If you've ever seen an opaque piece of antique glass that looks like it glows from the inside, it's probably opaline and it probably originated in France.
What is Opaline Glass?
Opaline glass is opaque glass or crystal. It can be white or colored. Inspired by milk glass of 1500's Venice and the opaque white glass of 1700's Bristol England, the French decided to put their spin on this glass art, beginning in the 1800's. And what a spin it was. France produced arguably some of the best opaline glass in history.
The Main Producers
Creusot, Baccarat, and Saint-Louis were the main producers of French Opaline Glass in its beginnings.
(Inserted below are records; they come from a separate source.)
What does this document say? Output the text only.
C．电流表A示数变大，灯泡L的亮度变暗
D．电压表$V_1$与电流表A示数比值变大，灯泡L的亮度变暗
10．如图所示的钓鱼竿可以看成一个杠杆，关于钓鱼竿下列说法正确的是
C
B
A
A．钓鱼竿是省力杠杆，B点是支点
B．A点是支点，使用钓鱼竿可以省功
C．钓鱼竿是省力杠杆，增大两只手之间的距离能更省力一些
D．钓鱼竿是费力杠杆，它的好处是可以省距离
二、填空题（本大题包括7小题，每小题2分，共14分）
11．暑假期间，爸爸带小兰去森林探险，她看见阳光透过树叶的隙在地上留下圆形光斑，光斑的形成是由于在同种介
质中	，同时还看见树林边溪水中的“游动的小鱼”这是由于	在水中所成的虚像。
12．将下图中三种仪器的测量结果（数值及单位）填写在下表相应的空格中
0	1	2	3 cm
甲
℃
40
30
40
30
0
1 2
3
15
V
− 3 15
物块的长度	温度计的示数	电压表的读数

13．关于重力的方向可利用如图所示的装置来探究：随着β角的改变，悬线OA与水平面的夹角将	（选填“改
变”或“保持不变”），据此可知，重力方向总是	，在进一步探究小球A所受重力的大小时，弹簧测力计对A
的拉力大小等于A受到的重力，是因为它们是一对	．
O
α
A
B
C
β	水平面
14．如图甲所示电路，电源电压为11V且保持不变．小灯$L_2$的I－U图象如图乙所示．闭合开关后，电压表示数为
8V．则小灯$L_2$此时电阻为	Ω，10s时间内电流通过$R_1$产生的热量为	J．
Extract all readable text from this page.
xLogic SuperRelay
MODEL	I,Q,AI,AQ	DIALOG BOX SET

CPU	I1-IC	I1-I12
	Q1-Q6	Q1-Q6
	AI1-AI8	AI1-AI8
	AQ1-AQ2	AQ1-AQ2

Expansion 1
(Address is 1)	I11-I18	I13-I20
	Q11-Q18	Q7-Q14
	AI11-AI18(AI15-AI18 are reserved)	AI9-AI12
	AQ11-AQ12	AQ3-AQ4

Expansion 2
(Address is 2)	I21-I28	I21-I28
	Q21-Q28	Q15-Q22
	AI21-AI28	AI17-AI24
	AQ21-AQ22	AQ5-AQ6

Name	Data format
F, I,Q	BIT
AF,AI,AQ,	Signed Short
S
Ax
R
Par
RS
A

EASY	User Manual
The first colors produced were in homage to the bright colors of Bohemian glass. They included turquoise blue, pink, and yellow. Pink, however was only produced from the early to mid 1800's. It was made of crystal, semicrystal, glass, and pâte-de-riz (glass made by firing glass powder in a mold).
Opaline Glass Colors
Sky blue, a creation of Bohemian glass makers in 1835, was copied at Baccarat and Saint-Louis c 1843.
Ultramarine blue was most frequently used between 1845 and 1850.
Some bicolour (white and blue) opaline was made at Baccarat in 1850. Purple and greens were also produced in the mid part of the 1800's.
Collecting French Opaline Glass
As with most antique collectibles, the first rule is: collect what you love. If you collect pieces that catch your eye and that you enjoy, you can't go wrong.
You should identify the quality of the piece. Ideally, the pieces should be well formed with a finely ground and finished pontil at the bottom.
Most of the fine opaline pieces were made by high end glass houses, so check for any quality clues that run afoul of the high quality standards and artistry of the finer producers.
Be sure to run your fingers around the entire piece to check for chips and flea bites. If you're buying online, check the condition report for any damage disclosures and look closely at the photographs or videos provided of the piece.
If the piece was painted or gilded, there may be some (or a lot of) loss to the decoration, depending on the age of the piece and how it was used. If the enamel or gilt loss isn't major and doesn't detract from the piece, it shouldn't be a turn-off. Chips or other damage, however will generally reduce the value of a piece by about 25%.
Pieces of fine antique French opaline run the gamut in price from a few hundred to tens of thousands of dollars.